The order applies to every executive department and agency. It instructs agency heads to review all existing regulations, guidance documents, and policies that could slow AI development or deployment. The White House release states the United States leads globally in AI because of private-sector talent and because previous administrations refused to cede ground to competitors.

The order changes the prior regulatory posture by requiring agencies to identify and propose revisions to rules that “unduly hinder” AI innovation. Agencies must submit those proposals to the White House within 90 days of the June 2, 2026 signing date.

Simultaneously, the order directs the Commerce Department to strengthen export controls and outbound investment restrictions targeting AI models, training data, and related hardware destined for China, Russia, Iran, and North Korea.

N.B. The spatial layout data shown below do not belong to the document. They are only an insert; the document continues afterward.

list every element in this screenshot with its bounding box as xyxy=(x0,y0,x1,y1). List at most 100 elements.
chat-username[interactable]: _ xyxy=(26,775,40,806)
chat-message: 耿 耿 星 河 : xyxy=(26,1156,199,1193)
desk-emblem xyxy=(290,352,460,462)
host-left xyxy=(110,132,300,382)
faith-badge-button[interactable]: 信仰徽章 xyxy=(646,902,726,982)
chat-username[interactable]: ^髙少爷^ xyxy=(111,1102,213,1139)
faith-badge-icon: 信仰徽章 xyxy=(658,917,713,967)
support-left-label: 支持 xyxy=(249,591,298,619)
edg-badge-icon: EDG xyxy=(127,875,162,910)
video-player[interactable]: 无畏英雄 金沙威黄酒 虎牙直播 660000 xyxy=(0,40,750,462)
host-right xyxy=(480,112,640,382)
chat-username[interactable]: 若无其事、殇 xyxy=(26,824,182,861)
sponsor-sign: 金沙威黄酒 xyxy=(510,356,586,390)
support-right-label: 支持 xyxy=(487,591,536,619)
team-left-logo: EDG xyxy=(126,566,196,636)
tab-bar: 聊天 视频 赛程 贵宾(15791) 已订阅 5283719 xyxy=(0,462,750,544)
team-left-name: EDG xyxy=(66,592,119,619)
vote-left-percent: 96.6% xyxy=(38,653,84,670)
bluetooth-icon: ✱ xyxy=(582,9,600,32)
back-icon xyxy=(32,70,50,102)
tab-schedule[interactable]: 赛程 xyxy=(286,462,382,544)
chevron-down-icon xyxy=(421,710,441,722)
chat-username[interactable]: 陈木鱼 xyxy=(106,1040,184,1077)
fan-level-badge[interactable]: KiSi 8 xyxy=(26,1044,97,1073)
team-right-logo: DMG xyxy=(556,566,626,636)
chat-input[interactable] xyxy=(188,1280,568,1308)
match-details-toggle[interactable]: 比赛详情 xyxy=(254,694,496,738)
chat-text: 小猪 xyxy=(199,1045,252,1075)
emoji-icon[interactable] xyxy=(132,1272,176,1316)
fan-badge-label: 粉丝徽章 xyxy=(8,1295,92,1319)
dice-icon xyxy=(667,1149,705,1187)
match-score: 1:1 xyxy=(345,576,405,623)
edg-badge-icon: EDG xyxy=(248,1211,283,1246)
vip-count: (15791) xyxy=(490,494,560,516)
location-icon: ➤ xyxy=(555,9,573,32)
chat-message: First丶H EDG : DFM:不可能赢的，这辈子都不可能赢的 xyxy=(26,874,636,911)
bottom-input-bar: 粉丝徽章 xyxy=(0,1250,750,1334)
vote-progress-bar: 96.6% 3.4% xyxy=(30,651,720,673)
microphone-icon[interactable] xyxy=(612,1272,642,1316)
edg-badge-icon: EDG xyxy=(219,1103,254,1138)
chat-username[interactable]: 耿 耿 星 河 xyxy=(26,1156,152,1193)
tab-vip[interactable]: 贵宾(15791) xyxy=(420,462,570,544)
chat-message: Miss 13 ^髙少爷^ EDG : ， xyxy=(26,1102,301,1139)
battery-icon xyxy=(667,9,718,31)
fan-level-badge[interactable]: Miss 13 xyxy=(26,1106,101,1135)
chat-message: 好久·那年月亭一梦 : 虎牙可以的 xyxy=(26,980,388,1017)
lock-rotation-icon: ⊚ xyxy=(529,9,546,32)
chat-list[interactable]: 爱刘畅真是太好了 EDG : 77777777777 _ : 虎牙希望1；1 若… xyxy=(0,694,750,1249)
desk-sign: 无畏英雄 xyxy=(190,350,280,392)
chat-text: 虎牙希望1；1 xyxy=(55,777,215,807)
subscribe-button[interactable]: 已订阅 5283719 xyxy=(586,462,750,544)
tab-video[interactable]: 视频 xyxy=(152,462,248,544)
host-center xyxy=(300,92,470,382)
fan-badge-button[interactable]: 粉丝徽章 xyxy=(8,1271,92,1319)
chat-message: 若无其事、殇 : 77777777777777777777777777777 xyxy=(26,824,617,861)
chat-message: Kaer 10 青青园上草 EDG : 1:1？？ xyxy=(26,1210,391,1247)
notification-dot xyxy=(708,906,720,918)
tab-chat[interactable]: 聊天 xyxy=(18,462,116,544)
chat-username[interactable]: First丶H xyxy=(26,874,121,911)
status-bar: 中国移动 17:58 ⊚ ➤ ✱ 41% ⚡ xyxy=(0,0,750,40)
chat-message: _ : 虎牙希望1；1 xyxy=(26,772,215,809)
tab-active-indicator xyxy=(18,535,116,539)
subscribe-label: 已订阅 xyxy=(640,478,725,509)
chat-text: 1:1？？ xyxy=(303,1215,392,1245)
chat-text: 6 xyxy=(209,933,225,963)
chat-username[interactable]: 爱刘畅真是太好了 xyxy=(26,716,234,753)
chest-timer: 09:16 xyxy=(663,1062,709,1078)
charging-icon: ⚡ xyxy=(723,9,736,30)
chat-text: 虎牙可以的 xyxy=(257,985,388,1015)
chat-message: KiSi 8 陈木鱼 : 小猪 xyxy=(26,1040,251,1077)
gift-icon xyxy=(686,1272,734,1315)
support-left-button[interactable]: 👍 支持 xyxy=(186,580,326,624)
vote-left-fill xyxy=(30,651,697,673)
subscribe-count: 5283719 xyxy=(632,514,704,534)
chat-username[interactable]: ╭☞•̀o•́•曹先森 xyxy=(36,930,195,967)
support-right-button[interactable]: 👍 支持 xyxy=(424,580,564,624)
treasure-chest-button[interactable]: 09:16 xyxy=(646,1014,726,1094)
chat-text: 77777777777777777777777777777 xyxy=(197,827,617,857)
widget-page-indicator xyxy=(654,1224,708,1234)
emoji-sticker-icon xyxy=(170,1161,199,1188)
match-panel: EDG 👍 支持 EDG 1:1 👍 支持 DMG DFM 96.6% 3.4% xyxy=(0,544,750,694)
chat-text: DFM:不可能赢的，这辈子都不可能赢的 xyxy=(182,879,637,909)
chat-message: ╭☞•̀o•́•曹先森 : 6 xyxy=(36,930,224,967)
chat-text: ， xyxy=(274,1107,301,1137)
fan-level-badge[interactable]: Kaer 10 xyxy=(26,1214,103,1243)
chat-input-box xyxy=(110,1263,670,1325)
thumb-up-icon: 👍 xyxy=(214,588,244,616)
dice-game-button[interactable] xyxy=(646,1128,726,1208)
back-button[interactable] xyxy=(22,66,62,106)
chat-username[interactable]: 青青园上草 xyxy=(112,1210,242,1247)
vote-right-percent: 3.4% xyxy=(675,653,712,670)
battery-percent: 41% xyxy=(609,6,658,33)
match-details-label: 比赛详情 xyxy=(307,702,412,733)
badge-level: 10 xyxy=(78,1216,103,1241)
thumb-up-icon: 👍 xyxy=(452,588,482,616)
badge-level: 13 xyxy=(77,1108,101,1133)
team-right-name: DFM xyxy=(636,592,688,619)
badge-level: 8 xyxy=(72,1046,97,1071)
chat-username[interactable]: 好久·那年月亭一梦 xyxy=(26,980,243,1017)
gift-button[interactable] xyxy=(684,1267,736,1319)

Downstream, the Commerce Department must publish an updated list of controlled AI technologies by Sept. 30, 2026. Agencies that fund or conduct AI research will face new mandatory security reviews before any new grants or contracts are awarded. The order also requires the secretaries of Defense, Homeland Security, and Commerce to deliver a joint report within 180 days on vulnerabilities in the domestic semiconductor supply chain that could affect AI training capabilities.

Congress will receive the report and must decide whether to amend existing statutes such as the Export Control Reform Act to match the new policy.

This is the first comprehensive AI policy action of Trump’s second term. It builds on export controls first tightened under the Biden administration in October 2022 and expanded in 2023 and 2024. The new order cites the President’s authority under the Constitution, the Defense Production Act, and the Export Control Reform Act of 2018.